What is a Breast Implant Placement or Breast Augmentation?
Breast implant surgery involves the placement of a silicone or saline filled prosthesis on the chest wall to improve the size and appearance of the breast. This often benefits those with naturally small breasts and those who have lost breast volume after having children.
Why should I choose Dr. Graham to perform my breast augmentation?
Dr. Graham is a board certified plastic surgeon with experience in all aspects of breast surgery. He utilizes a special breast implant evaluation system. This proven system uses scientific evidence to tailor each implant to the patient’s own anatomy and tissue characteristics.
What does breast implant surgery involve?
Breast implant surgery involves multiple choices. Most of these factors are dependent on individual anatomy and preferences. The three main factors to consider are size, implant type, and plane/incision choice.
Size - Breast augmentation is not a one size fits all scenario, nor is it a situation in which the implant your friend or colleague had would be right size for you. The first thing taken into consideration is your chest wall width. We cannot put an implant in that is more narrow or wide than your current breast width. This would result in deformity that would not only appear off, but could often be uncorrectable. Once the breast width is determined, we can then determine your desired breast size. It is important not to choose an implant that is too large as this can irreversibly damage your breast tissue over time and result in problems such as rippling, double bubble deformity, and bottoming out. Therefore, we are conservative with our approach. We determine the size together based on your individual anatomy, your desires, and how you look with an implant sizer.
Implant Type - Implant type is based on your age, anatomy, and surgeon and patient preference. Firstly, silicone implants are only FDA approved for those over 22 years of age. Therefore, those under the age of 22 are candidates for saline implants. This is the only time we recommend saline. For everyone else we recommend silicone implants. They look and feel more natural, have less chance of rippling, and have a lower rupture rate. From this point, we have to decide whether to use textured or smooth and round or shaped (gummy bear). There are specific indications for each which we can discuss during your consultation.
Plane/Incision Choice - Plane is whether the implant is placed above or below the muscle. Usually, we place implants below the muscle as they have a lower complication rate and there is less chance of seeing rippling in this plane. However, above the muscle is preferred in select instances. Incision choice, in our practice, is either periareolar (around the nipple) or inframammary (at the breast fold underneath). Both choices can be very aesthetic. We prefer inframammary as you have more surgical control over placement of the implant, less future interference with breast feeding, and an overall lower complication rate. However, this is a choice we make together so patient desire is the ultimate consideration.
What are the main risks of this surgery?
Please refer to the following form published by the American Society of Plastic Surgeons
Will I have to stay in the hospital after surgery?
No. Breast Augmentation is an outpatient procedure. In fact, Dr. Graham advocates a rapid recovery protocol in which you are back to normal activities within 48 hours. In fact, you are encouraged to shower and be out to dinner the night of surgery. You can have surgery on Friday and be back to work on Monday (your choice, of course).
What is the typical postoperative course?
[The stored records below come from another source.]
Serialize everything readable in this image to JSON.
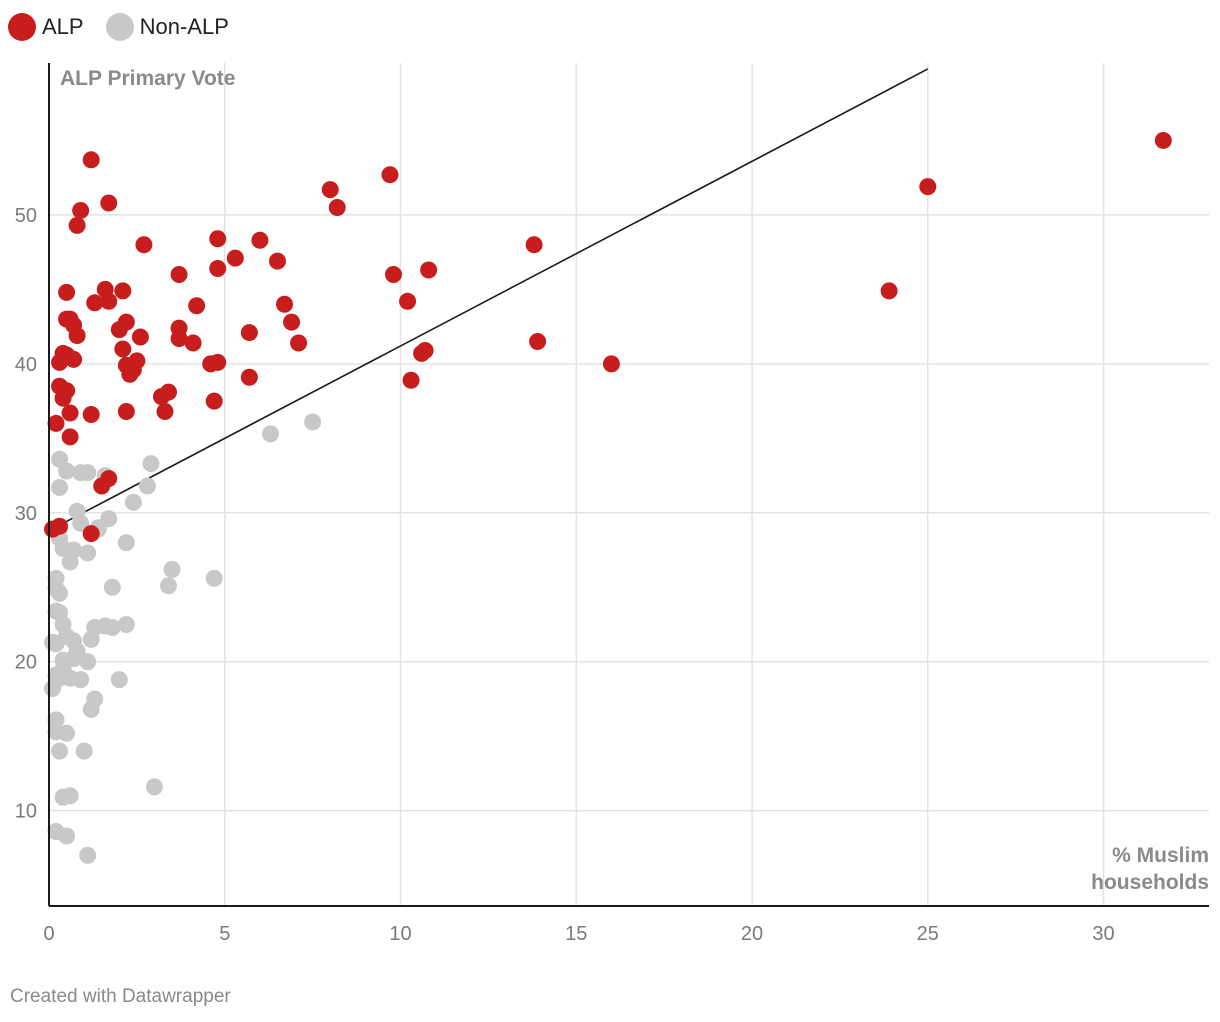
{
  "legend": {
    "items": [
      {
        "label": "ALP",
        "color": "#c71e1d"
      },
      {
        "label": "Non-ALP",
        "color": "#c8c8c8"
      }
    ]
  },
  "footer": {
    "credit": "Created with Datawrapper"
  },
  "chart_data": {
    "type": "scatter",
    "title": "",
    "xlabel": "% Muslim households",
    "ylabel": "ALP Primary Vote",
    "xlim": [
      0,
      33
    ],
    "ylim": [
      3.6,
      60.2
    ],
    "xticks": [
      0,
      5,
      10,
      15,
      20,
      25,
      30
    ],
    "yticks": [
      10,
      20,
      30,
      40,
      50
    ],
    "grid": true,
    "trendline": {
      "x": [
        0,
        25
      ],
      "y": [
        28.8,
        59.8
      ]
    },
    "series": [
      {
        "name": "ALP",
        "color": "#c71e1d",
        "points": [
          [
            31.7,
            55
          ],
          [
            25.0,
            51.9
          ],
          [
            23.9,
            44.9
          ],
          [
            16.0,
            40.0
          ],
          [
            13.8,
            48.0
          ],
          [
            13.9,
            41.5
          ],
          [
            10.8,
            46.3
          ],
          [
            10.2,
            44.2
          ],
          [
            9.8,
            46.0
          ],
          [
            9.7,
            52.7
          ],
          [
            10.7,
            40.9
          ],
          [
            10.6,
            40.7
          ],
          [
            10.3,
            38.9
          ],
          [
            8.2,
            50.5
          ],
          [
            8.0,
            51.7
          ],
          [
            7.1,
            41.4
          ],
          [
            6.9,
            42.8
          ],
          [
            6.7,
            44.0
          ],
          [
            6.5,
            46.9
          ],
          [
            6.0,
            48.3
          ],
          [
            5.7,
            42.1
          ],
          [
            5.7,
            39.1
          ],
          [
            5.3,
            47.1
          ],
          [
            4.8,
            48.4
          ],
          [
            4.8,
            46.4
          ],
          [
            4.8,
            40.1
          ],
          [
            4.7,
            37.5
          ],
          [
            4.6,
            40.0
          ],
          [
            4.2,
            43.9
          ],
          [
            4.1,
            41.4
          ],
          [
            3.7,
            42.4
          ],
          [
            3.7,
            46.0
          ],
          [
            3.7,
            41.7
          ],
          [
            3.4,
            38.1
          ],
          [
            3.3,
            36.8
          ],
          [
            3.2,
            37.8
          ],
          [
            2.7,
            48.0
          ],
          [
            2.6,
            41.8
          ],
          [
            2.5,
            40.2
          ],
          [
            2.4,
            39.6
          ],
          [
            2.3,
            39.3
          ],
          [
            2.2,
            42.8
          ],
          [
            2.2,
            36.8
          ],
          [
            2.2,
            39.9
          ],
          [
            2.1,
            41.0
          ],
          [
            2.0,
            42.3
          ],
          [
            2.1,
            44.9
          ],
          [
            1.7,
            50.8
          ],
          [
            1.7,
            44.2
          ],
          [
            1.6,
            45.0
          ],
          [
            1.7,
            32.3
          ],
          [
            1.5,
            31.8
          ],
          [
            1.2,
            53.7
          ],
          [
            1.3,
            44.1
          ],
          [
            1.2,
            36.6
          ],
          [
            1.2,
            28.6
          ],
          [
            0.9,
            50.3
          ],
          [
            0.8,
            49.3
          ],
          [
            0.8,
            41.9
          ],
          [
            0.7,
            40.3
          ],
          [
            0.7,
            42.6
          ],
          [
            0.6,
            43.0
          ],
          [
            0.6,
            36.7
          ],
          [
            0.6,
            35.1
          ],
          [
            0.5,
            44.8
          ],
          [
            0.5,
            38.2
          ],
          [
            0.5,
            43.0
          ],
          [
            0.5,
            40.6
          ],
          [
            0.4,
            40.7
          ],
          [
            0.4,
            37.7
          ],
          [
            0.3,
            38.5
          ],
          [
            0.3,
            40.1
          ],
          [
            0.3,
            29.1
          ],
          [
            0.2,
            36.0
          ],
          [
            0.1,
            28.9
          ]
        ]
      },
      {
        "name": "Non-ALP",
        "color": "#c8c8c8",
        "points": [
          [
            7.5,
            36.1
          ],
          [
            6.3,
            35.3
          ],
          [
            4.7,
            25.6
          ],
          [
            3.5,
            26.2
          ],
          [
            3.4,
            25.1
          ],
          [
            3.0,
            11.6
          ],
          [
            2.9,
            33.3
          ],
          [
            2.8,
            31.8
          ],
          [
            2.4,
            30.7
          ],
          [
            2.2,
            28.0
          ],
          [
            2.2,
            22.5
          ],
          [
            2.0,
            18.8
          ],
          [
            1.8,
            25.0
          ],
          [
            1.8,
            22.3
          ],
          [
            1.7,
            29.6
          ],
          [
            1.6,
            22.4
          ],
          [
            1.6,
            32.5
          ],
          [
            1.4,
            29.0
          ],
          [
            1.4,
            28.9
          ],
          [
            1.3,
            17.5
          ],
          [
            1.3,
            22.3
          ],
          [
            1.2,
            21.5
          ],
          [
            1.2,
            16.8
          ],
          [
            1.1,
            32.7
          ],
          [
            1.1,
            27.3
          ],
          [
            1.1,
            20.0
          ],
          [
            1.0,
            14.0
          ],
          [
            1.1,
            7.0
          ],
          [
            0.9,
            32.7
          ],
          [
            0.9,
            29.3
          ],
          [
            0.9,
            18.8
          ],
          [
            0.8,
            30.1
          ],
          [
            0.8,
            20.7
          ],
          [
            0.7,
            20.2
          ],
          [
            0.7,
            27.5
          ],
          [
            0.7,
            21.4
          ],
          [
            0.6,
            26.7
          ],
          [
            0.6,
            18.9
          ],
          [
            0.6,
            11.0
          ],
          [
            0.5,
            32.8
          ],
          [
            0.5,
            21.7
          ],
          [
            0.5,
            15.2
          ],
          [
            0.5,
            8.3
          ],
          [
            0.4,
            27.6
          ],
          [
            0.4,
            22.5
          ],
          [
            0.4,
            20.1
          ],
          [
            0.4,
            10.9
          ],
          [
            0.3,
            33.6
          ],
          [
            0.3,
            31.7
          ],
          [
            0.3,
            29.0
          ],
          [
            0.3,
            28.3
          ],
          [
            0.3,
            24.6
          ],
          [
            0.3,
            23.3
          ],
          [
            0.3,
            14.0
          ],
          [
            0.3,
            18.9
          ],
          [
            0.2,
            25.6
          ],
          [
            0.2,
            24.9
          ],
          [
            0.2,
            23.4
          ],
          [
            0.2,
            21.2
          ],
          [
            0.2,
            19.1
          ],
          [
            0.2,
            16.1
          ],
          [
            0.2,
            15.3
          ],
          [
            0.2,
            8.6
          ],
          [
            0.1,
            21.3
          ],
          [
            0.1,
            18.2
          ],
          [
            0.4,
            19.5
          ]
        ]
      }
    ]
  }
}
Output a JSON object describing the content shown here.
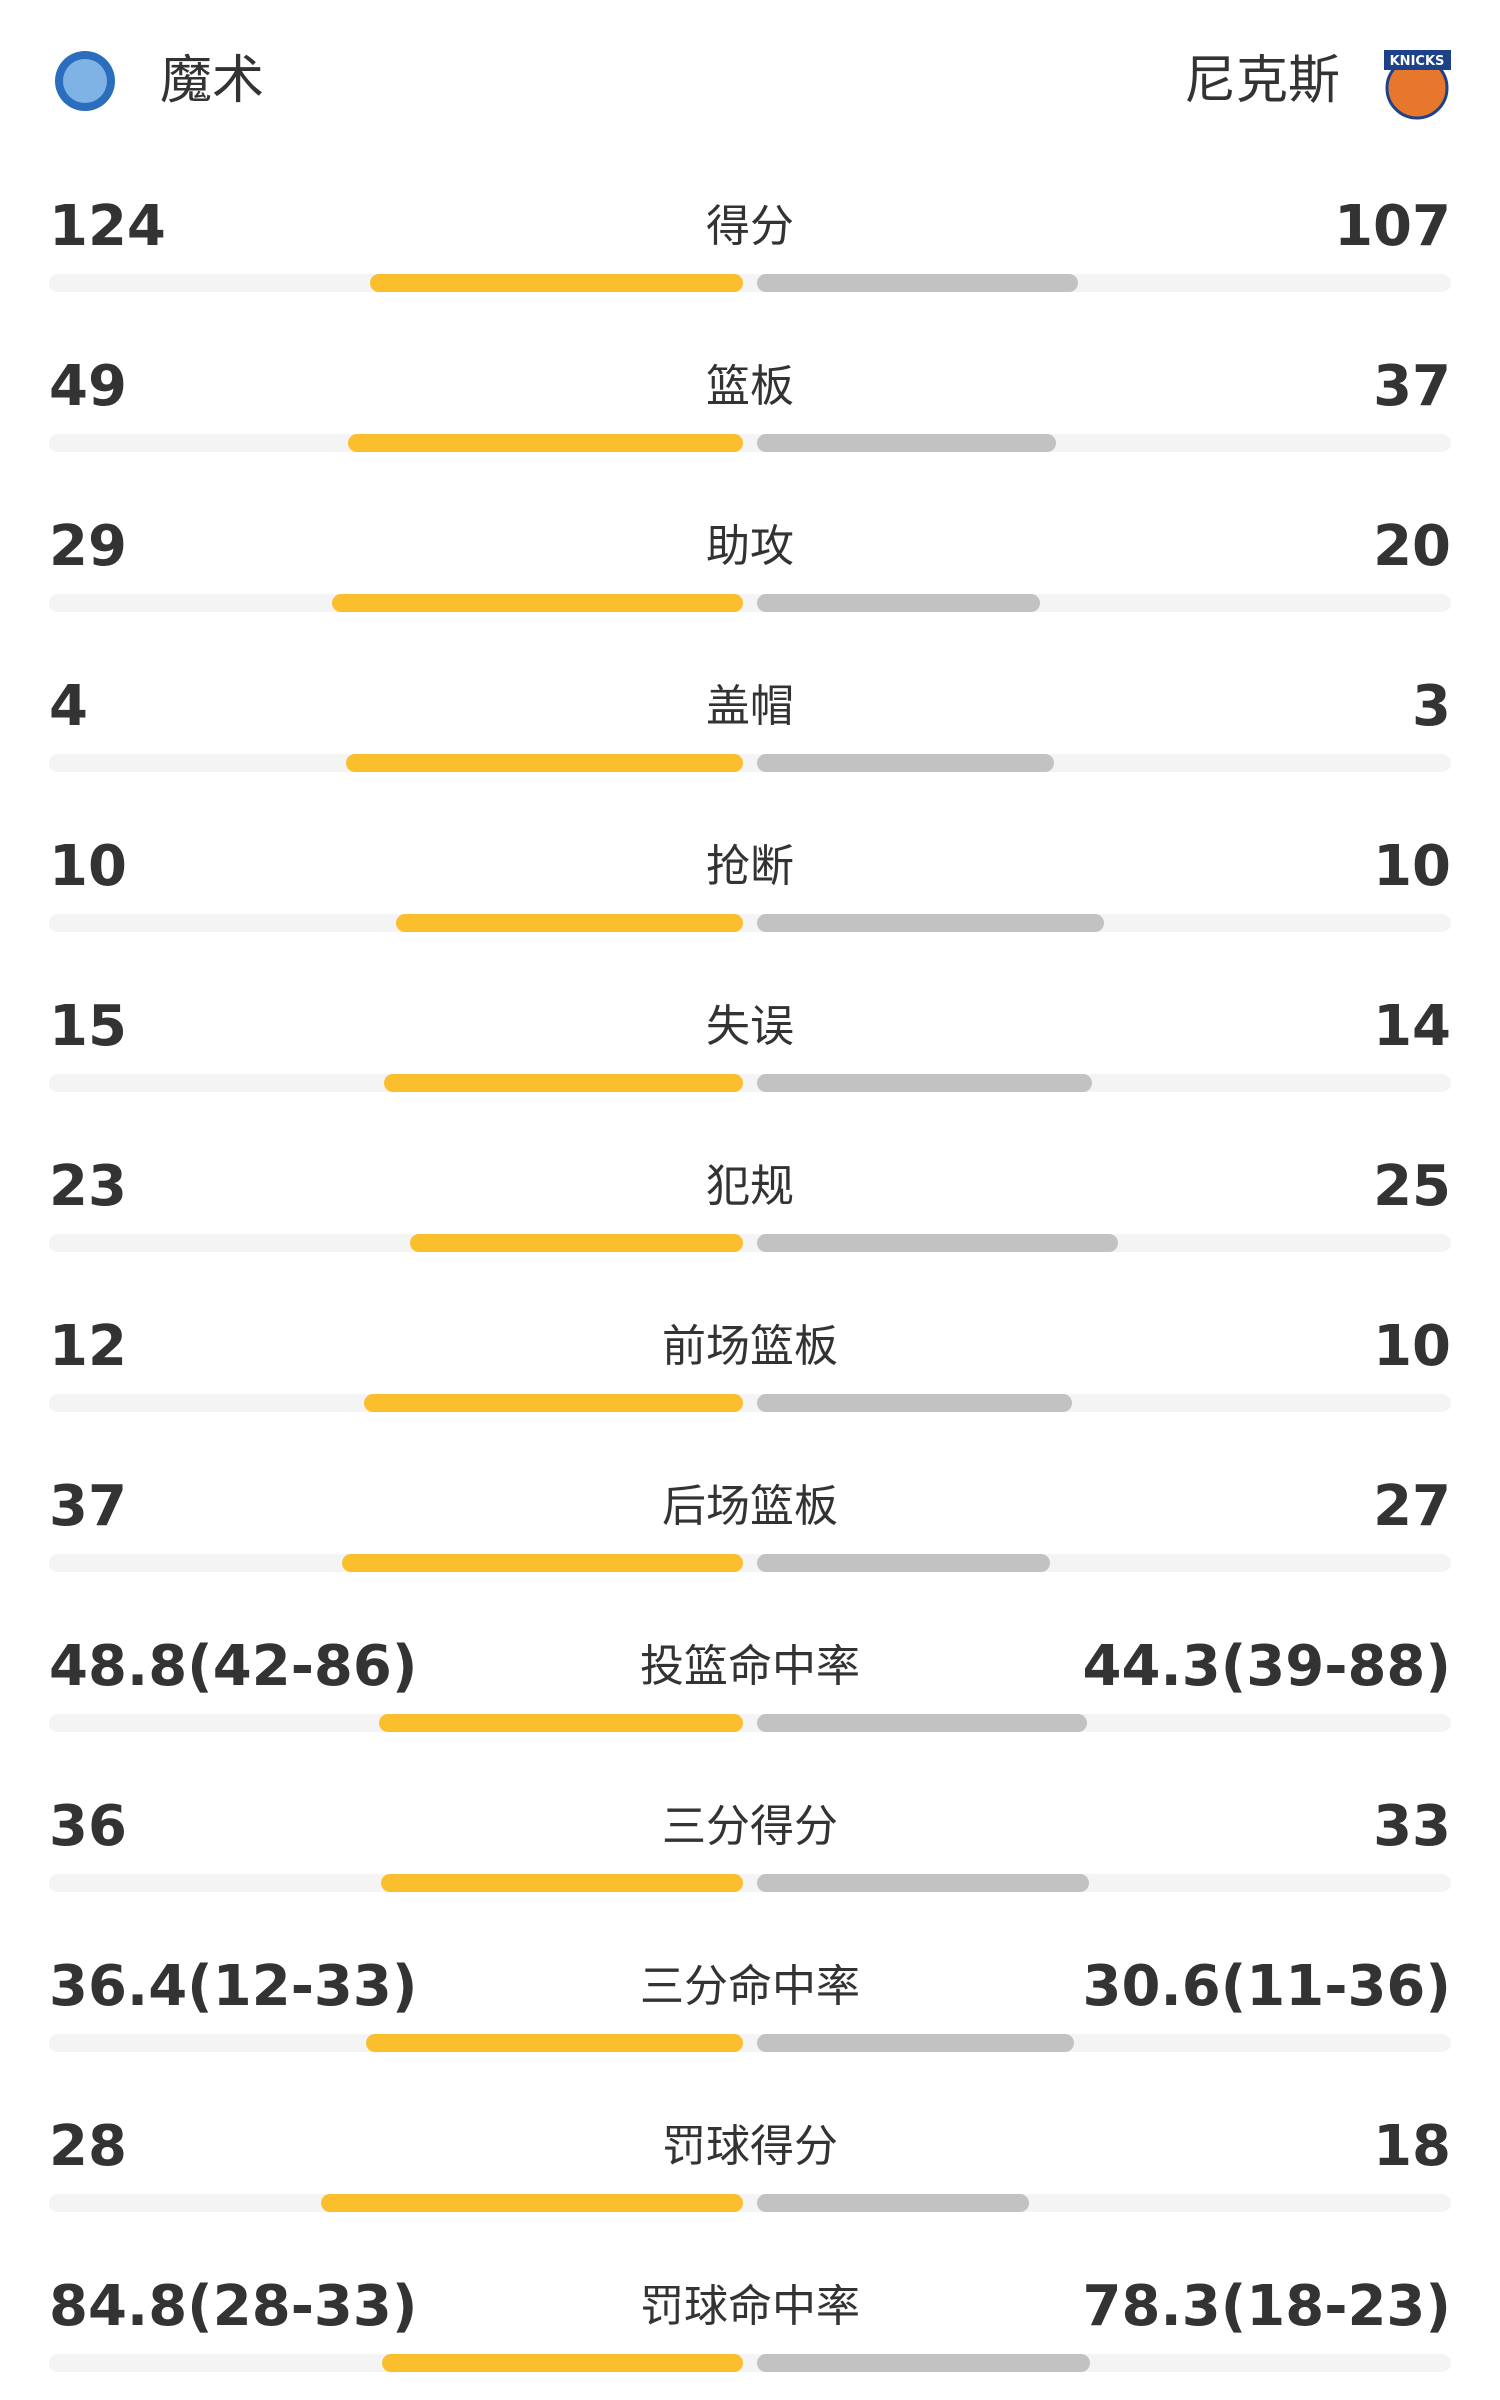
{
  "home_team": {
    "name": "魔术"
  },
  "away_team": {
    "name": "尼克斯",
    "logo_text": "KNICKS"
  },
  "home_color": "#fbbf2d",
  "away_color": "#c2c2c2",
  "stats": [
    {
      "label": "得分",
      "home": 124,
      "away": 107
    },
    {
      "label": "篮板",
      "home": 49,
      "away": 37
    },
    {
      "label": "助攻",
      "home": 29,
      "away": 20
    },
    {
      "label": "盖帽",
      "home": 4,
      "away": 3
    },
    {
      "label": "抢断",
      "home": 10,
      "away": 10
    },
    {
      "label": "失误",
      "home": 15,
      "away": 14
    },
    {
      "label": "犯规",
      "home": 23,
      "away": 25
    },
    {
      "label": "前场篮板",
      "home": 12,
      "away": 10
    },
    {
      "label": "后场篮板",
      "home": 37,
      "away": 27
    },
    {
      "label": "投篮命中率",
      "home": 48.8,
      "home_text": "48.8(42-86)",
      "away": 44.3,
      "away_text": "44.3(39-88)"
    },
    {
      "label": "三分得分",
      "home": 36,
      "away": 33
    },
    {
      "label": "三分命中率",
      "home": 36.4,
      "home_text": "36.4(12-33)",
      "away": 30.6,
      "away_text": "30.6(11-36)"
    },
    {
      "label": "罚球得分",
      "home": 28,
      "away": 18
    },
    {
      "label": "罚球命中率",
      "home": 84.8,
      "home_text": "84.8(28-33)",
      "away": 78.3,
      "away_text": "78.3(18-23)"
    }
  ]
}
- Keep dressings clean and dry
- You will not need to wear a bra
- No heavy lifting or straining
- You may now shower. Tape will be in place over your incision. This tape remains in place until removed by Dr Graham
- Please begin arm exercises to prevent stiffness
- No heavy lifting or straining
Day 14 to 1 month
- You may slowly resume normal activities
- You may resume sexual activity at 2 weeks (being gentle near the breasts)
- You may resume cardiovascular exercise at 4 weeks (stationary bike is OK at 2 weeks)
You may drive when you are off narcotics and feel confident to control the car. Most patients are able to drive within 1-2 weeks.
Time off of Work? Restrictions?
This is dependant on the type of work you perform. Many patients with office jobs only require a week or less. However, patients who perform heavy labor may require 4-6 weeks to recover. You will not be able to do any heavy lifting for at least 4 weeks.